Kurt Andersen could be writing the follow-up to his '90s epic, Turn of the Century. He could be using his cred as cofounder of the seminal '80s magazine Spy as an E-ZPass into moguldom. Instead, he's sitting in a cubicle-size office in a converted Manhattan warehouse working on a website. Geared to media insiders and freshly launched May 10, it's aptly called Inside.com, and, says Andersen, it represents ''a once-in-a-lifetime moment. It's as if it was 1969 and someone said, 'Hey, come join this rock & roll band.''' Of course, not even Jefferson Airplane looked this geeky.
In case you've missed the copious prepress coverage, Andersen and his cofounders former Spin editor in chief Michael Hirschorn and former Brill's Content bigwig Deanna Brown have raided trades like The Hollywood Reporter and Variety, papers like The Wall Street Journal, and mainstream magazines like Business Week to build a top-shelf staff of reporters and editors. They raised $23 million from blue-chip investment houses in the fumes of April's market crash. Their basic pitch: Success in today's convergent world requires that industry-ites understand the entire media spectrum, not just what they cover in a specific area. Now comes the mission impossible: charging $19.95 a month (or $199 a year) for much of the Inside.com's content while attracting 100,000 subscribers over the next three years.
Whether the media elite will shell out the expense-account dough largely depends on how awed they are by Inside.com's data lode.

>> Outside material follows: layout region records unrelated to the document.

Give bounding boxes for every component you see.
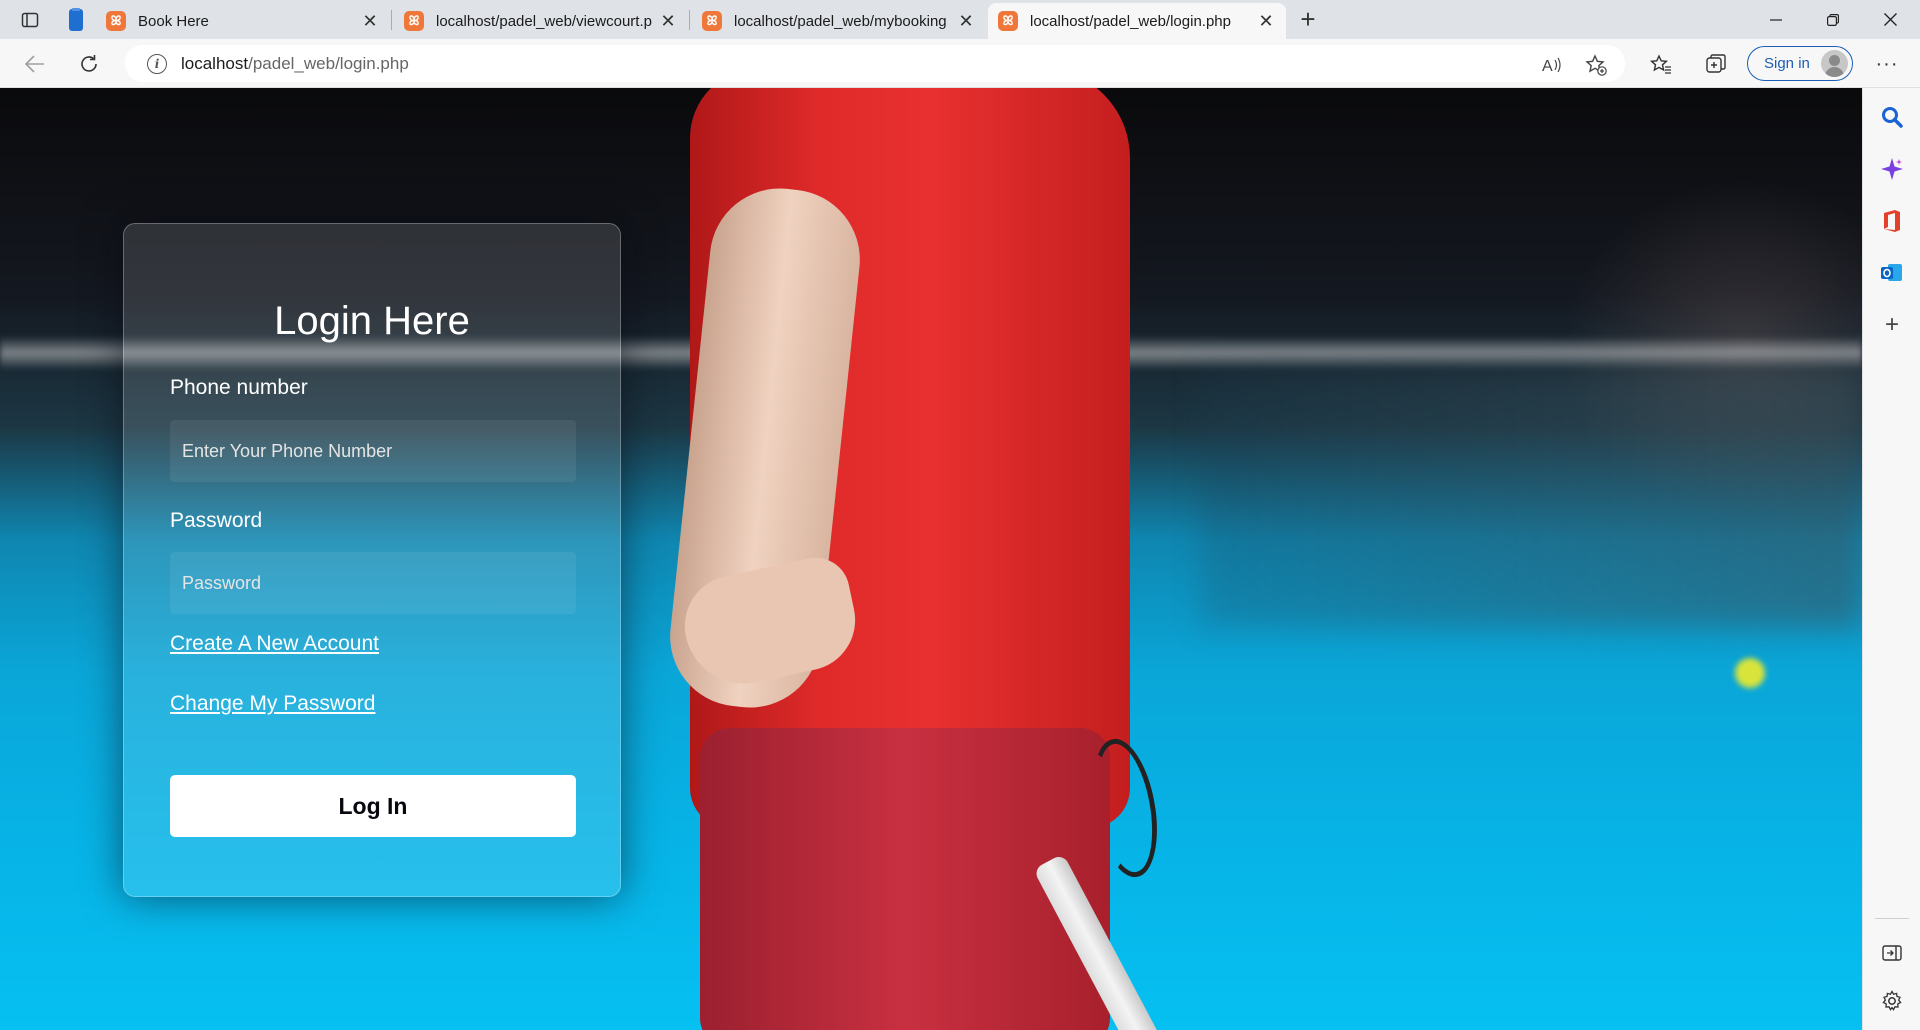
tab-title: localhost/padel_web/viewcourt.p: [436, 12, 652, 30]
office-icon[interactable]: [1877, 206, 1907, 236]
favorites-icon[interactable]: [1646, 49, 1676, 79]
sign-in-label: Sign in: [1764, 55, 1810, 72]
xampp-favicon-icon: ꕤ: [404, 11, 424, 31]
tab-separator: [689, 10, 690, 30]
xampp-favicon-icon: ꕤ: [106, 11, 126, 31]
xampp-favicon-icon: ꕤ: [998, 11, 1018, 31]
restore-icon[interactable]: [1805, 0, 1861, 39]
password-input[interactable]: [170, 552, 576, 614]
url-host: localhost: [181, 53, 249, 73]
phone-input[interactable]: [170, 420, 576, 482]
add-icon[interactable]: +: [1877, 310, 1907, 340]
url-path: /padel_web/login.php: [248, 53, 409, 73]
back-arrow-icon[interactable]: [20, 49, 50, 79]
tab-title: localhost/padel_web/login.php: [1030, 12, 1231, 30]
workspaces-icon[interactable]: [62, 6, 90, 34]
close-icon[interactable]: ✕: [360, 11, 380, 31]
outlook-icon[interactable]: [1877, 258, 1907, 288]
collections-icon[interactable]: [1701, 49, 1731, 79]
browser-toolbar: i localhost/padel_web/login.php A Sign i…: [0, 39, 1920, 88]
close-icon[interactable]: ✕: [1256, 11, 1276, 31]
tab-book-here[interactable]: ꕤ Book Here ✕: [96, 3, 390, 39]
add-favorite-icon[interactable]: [1585, 54, 1607, 76]
url-text[interactable]: localhost/padel_web/login.php: [181, 54, 409, 74]
minimize-icon[interactable]: [1748, 0, 1804, 39]
phone-label: Phone number: [170, 376, 308, 399]
tab-strip: ꕤ Book Here ✕ ꕤ localhost/padel_web/view…: [0, 0, 1920, 39]
address-bar[interactable]: i localhost/padel_web/login.php A: [125, 45, 1625, 82]
tab-separator: [391, 10, 392, 30]
read-aloud-icon[interactable]: A: [1541, 54, 1563, 76]
hide-sidebar-icon[interactable]: [1877, 938, 1907, 968]
tab-login[interactable]: ꕤ localhost/padel_web/login.php ✕: [988, 3, 1286, 39]
refresh-icon[interactable]: [74, 49, 104, 79]
new-tab-icon[interactable]: +: [1294, 6, 1322, 34]
change-password-link[interactable]: Change My Password: [170, 692, 375, 716]
log-in-button[interactable]: Log In: [170, 775, 576, 837]
create-account-link[interactable]: Create A New Account: [170, 632, 379, 656]
tab-title: Book Here: [138, 12, 209, 30]
background-court: [1200, 368, 1862, 628]
tab-actions-icon[interactable]: [16, 6, 44, 34]
sign-in-button[interactable]: Sign in: [1747, 46, 1853, 81]
search-icon[interactable]: [1877, 102, 1907, 132]
login-title: Login Here: [274, 299, 470, 343]
page-background: Login Here Phone number Password Create …: [0, 88, 1862, 1030]
edge-sidebar: +: [1862, 88, 1920, 1030]
copilot-icon[interactable]: [1877, 154, 1907, 184]
svg-text:A: A: [1542, 58, 1553, 74]
more-icon[interactable]: ···: [1872, 49, 1902, 79]
close-icon[interactable]: ✕: [658, 11, 678, 31]
sidebar-divider: [1875, 918, 1909, 919]
tab-mybooking[interactable]: ꕤ localhost/padel_web/mybooking ✕: [692, 3, 986, 39]
tab-viewcourt[interactable]: ꕤ localhost/padel_web/viewcourt.p ✕: [394, 3, 688, 39]
background-ball: [1735, 658, 1765, 688]
tab-title: localhost/padel_web/mybooking: [734, 12, 947, 30]
site-info-icon[interactable]: i: [147, 53, 167, 74]
close-icon[interactable]: ✕: [956, 11, 976, 31]
settings-icon[interactable]: [1877, 986, 1907, 1016]
avatar-icon: [1821, 50, 1848, 77]
password-label: Password: [170, 509, 263, 532]
close-window-icon[interactable]: [1862, 0, 1918, 39]
xampp-favicon-icon: ꕤ: [702, 11, 722, 31]
login-form: Login Here Phone number Password Create …: [123, 223, 621, 897]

It sure looks impressive: There are next-day Nielsen TV ratings, daily box office updates, and details on every script sale in Hollywood, including a list of hot Weekend Reads. Network news shows will be broken down by segment, reporter, and time; and a Book Tracker will parse new releases by publisher, agent, and even fees paid. The site will also supply breaking news throughout the day, bolstered by such all-star columnists as The Simpsons' Harry Shearer, Oz creator Tom Fontana, Bondscreenwriter Bruce Feirstein, former Nirvana manager and Artemis Records founder Danny Goldberg, and Brillstein-Grey Entertainment founder Bernie Brillstein (who will be writing an advice column don't expect Garry Shandling to e-mail any questions in).

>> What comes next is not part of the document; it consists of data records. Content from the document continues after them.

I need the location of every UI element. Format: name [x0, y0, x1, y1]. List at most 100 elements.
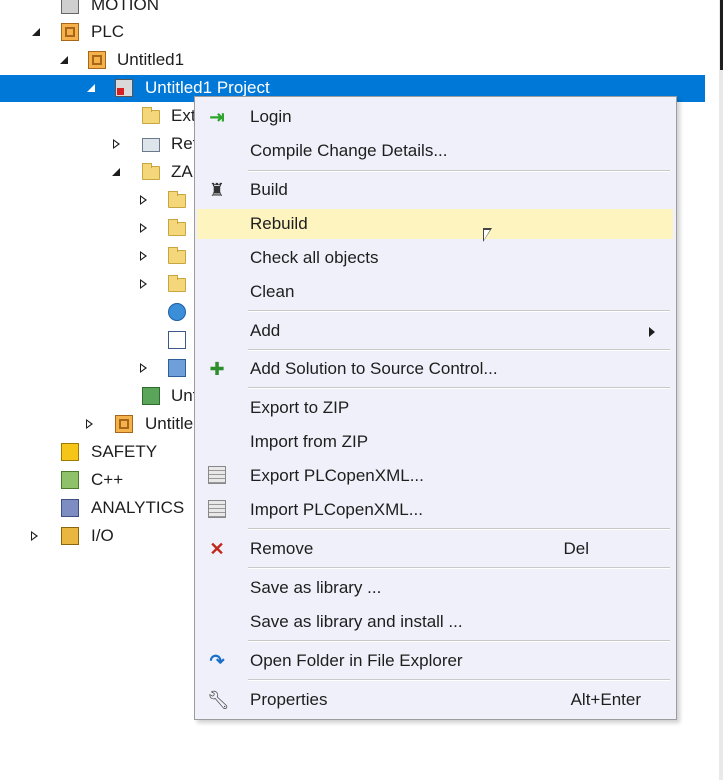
- menu-item-label: Properties: [250, 690, 328, 709]
- vertical-scrollbar[interactable]: [719, 0, 723, 780]
- collapse-arrow-icon[interactable]: [58, 53, 72, 67]
- references-icon: [142, 138, 160, 152]
- tree-item-untitled1[interactable]: Untitled1: [0, 47, 713, 73]
- xml-export-icon: [208, 466, 226, 484]
- collapse-arrow-icon[interactable]: [30, 25, 44, 39]
- tree-item-label: Untitle: [145, 414, 194, 433]
- expand-arrow-icon[interactable]: [137, 193, 151, 207]
- plc-instance-icon: [115, 415, 133, 433]
- folder-icon: [168, 219, 186, 236]
- project-icon: [115, 79, 133, 97]
- expand-arrow-icon[interactable]: [28, 529, 42, 543]
- tree-item-label: ZA: [171, 162, 193, 181]
- folder-icon: [168, 275, 186, 292]
- menu-separator: [248, 310, 670, 312]
- tree-item-label: SAFETY: [91, 442, 158, 461]
- menu-item-shortcut: Alt+Enter: [570, 690, 641, 709]
- menu-separator: [248, 349, 670, 351]
- collapse-arrow-icon[interactable]: [110, 165, 124, 179]
- menu-item-label: Import from ZIP: [250, 432, 369, 451]
- context-menu: ⇥ Login Compile Change Details... ♜ Buil…: [194, 96, 677, 720]
- menu-item-login[interactable]: ⇥ Login: [197, 102, 673, 132]
- open-folder-icon: ↷: [209, 651, 225, 671]
- tree-item-label: C++: [91, 470, 124, 489]
- menu-item-open-folder[interactable]: ↷ Open Folder in File Explorer: [197, 646, 673, 676]
- submenu-arrow-icon: [649, 327, 655, 337]
- menu-separator: [248, 640, 670, 642]
- menu-item-label: Open Folder in File Explorer: [250, 651, 463, 670]
- analytics-icon: [61, 499, 79, 517]
- menu-item-label: Import PLCopenXML...: [250, 500, 423, 519]
- expand-arrow-icon[interactable]: [137, 249, 151, 263]
- menu-item-add-to-source-control[interactable]: ✚ Add Solution to Source Control...: [197, 354, 673, 384]
- folder-open-icon: [142, 163, 160, 180]
- menu-item-label: Rebuild: [250, 214, 308, 233]
- menu-item-label: Remove: [250, 539, 314, 558]
- menu-item-label: Export PLCopenXML...: [250, 466, 424, 485]
- tree-item-label: Untitled1: [117, 50, 185, 69]
- tree-item-label: Ext: [171, 106, 196, 125]
- menu-separator: [248, 170, 670, 172]
- menu-item-remove[interactable]: ✕ Remove Del: [197, 534, 673, 564]
- menu-item-build[interactable]: ♜ Build: [197, 175, 673, 205]
- task-icon: [142, 387, 160, 405]
- build-icon: ♜: [208, 180, 226, 200]
- menu-item-label: Clean: [250, 282, 295, 301]
- plc-icon: [61, 23, 79, 41]
- menu-item-label: Build: [250, 180, 288, 199]
- tree-item-label: I/O: [91, 526, 114, 545]
- motion-icon: [61, 0, 79, 14]
- expand-arrow-icon[interactable]: [137, 361, 151, 375]
- tree-item-plc[interactable]: PLC: [0, 19, 713, 45]
- tree-item-motion[interactable]: MOTION: [0, 0, 713, 18]
- expand-arrow-icon[interactable]: [137, 221, 151, 235]
- menu-item-save-as-library[interactable]: Save as library ...: [197, 573, 673, 603]
- menu-item-label: Add Solution to Source Control...: [250, 359, 498, 378]
- menu-item-properties[interactable]: 🔧︎ Properties Alt+Enter: [197, 685, 673, 715]
- menu-item-rebuild[interactable]: Rebuild: [197, 209, 673, 239]
- folder-icon: [142, 107, 160, 124]
- folder-icon: [168, 247, 186, 264]
- wrench-icon: 🔧︎: [207, 690, 230, 710]
- io-icon: [61, 527, 79, 545]
- remove-icon: ✕: [209, 539, 225, 559]
- tree-item-label: ANALYTICS: [91, 498, 185, 517]
- plc-project-icon: [88, 51, 106, 69]
- document-icon: [168, 331, 186, 349]
- menu-item-import-zip[interactable]: Import from ZIP: [197, 427, 673, 457]
- menu-item-export-plcopenxml[interactable]: Export PLCopenXML...: [197, 461, 673, 491]
- menu-separator: [248, 679, 670, 681]
- menu-item-label: Add: [250, 321, 281, 340]
- menu-item-save-as-library-install[interactable]: Save as library and install ...: [197, 607, 673, 637]
- xml-import-icon: [208, 500, 226, 518]
- menu-item-label: Check all objects: [250, 248, 379, 267]
- menu-item-compile-change-details[interactable]: Compile Change Details...: [197, 136, 673, 166]
- menu-item-import-plcopenxml[interactable]: Import PLCopenXML...: [197, 495, 673, 525]
- menu-separator: [248, 567, 670, 569]
- safety-icon: [61, 443, 79, 461]
- menu-item-label: Save as library ...: [250, 578, 382, 597]
- menu-item-export-zip[interactable]: Export to ZIP: [197, 393, 673, 423]
- expand-arrow-icon[interactable]: [137, 277, 151, 291]
- tree-item-label: MOTION: [91, 0, 159, 14]
- menu-item-check-all-objects[interactable]: Check all objects: [197, 243, 673, 273]
- menu-item-label: Login: [250, 107, 292, 126]
- tree-item-label: PLC: [91, 22, 125, 41]
- menu-separator: [248, 528, 670, 530]
- menu-item-label: Export to ZIP: [250, 398, 350, 417]
- menu-item-shortcut: Del: [563, 539, 589, 558]
- collapse-arrow-icon[interactable]: [85, 81, 99, 95]
- program-icon: [168, 359, 186, 377]
- expand-arrow-icon[interactable]: [83, 417, 97, 431]
- menu-item-clean[interactable]: Clean: [197, 277, 673, 307]
- login-icon: ⇥: [209, 107, 225, 127]
- source-control-icon: ✚: [209, 359, 225, 379]
- menu-item-label: Save as library and install ...: [250, 612, 463, 631]
- folder-icon: [168, 191, 186, 208]
- globe-icon: [168, 303, 186, 321]
- menu-item-label: Compile Change Details...: [250, 141, 448, 160]
- menu-separator: [248, 387, 670, 389]
- expand-arrow-icon[interactable]: [110, 137, 124, 151]
- cpp-icon: [61, 471, 79, 489]
- menu-item-add[interactable]: Add: [197, 316, 673, 346]
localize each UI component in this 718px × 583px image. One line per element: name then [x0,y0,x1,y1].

For those not willing to pay the freight, Inside.com will offer mainstream entertainment news for free, while in-house scribes will churn out summaries of the late shows, radio talk shows, and gossip tabs. A Power Index of moguls ranked by readers will chart, say, Oprah Winfrey's rise or fall in heavy popularity trading, and there will be daily party photos and ''media mogul astrology.'' The goal is to attract roughly 10 million page views per month.
Since Inside.com is boldly attempting to cover everything, it's sure to get some things right. But it will be interesting to see which ideas disappear in the first three months, when the founders only one of whom has any Web-building experience realize that imagining the perfect digital publication is much easier than producing one on a daily basis. The site is also relying on the untested notion that statistical fetishism can be applied to the media in the same way it is to sports or finance and that the desire for such data is strong enough to get insiders to cancel all their other $200 subscriptions. Ironically, Inside.com's best chance of beating the likes of The Hollywood Reporter may lie in offering so much...variety.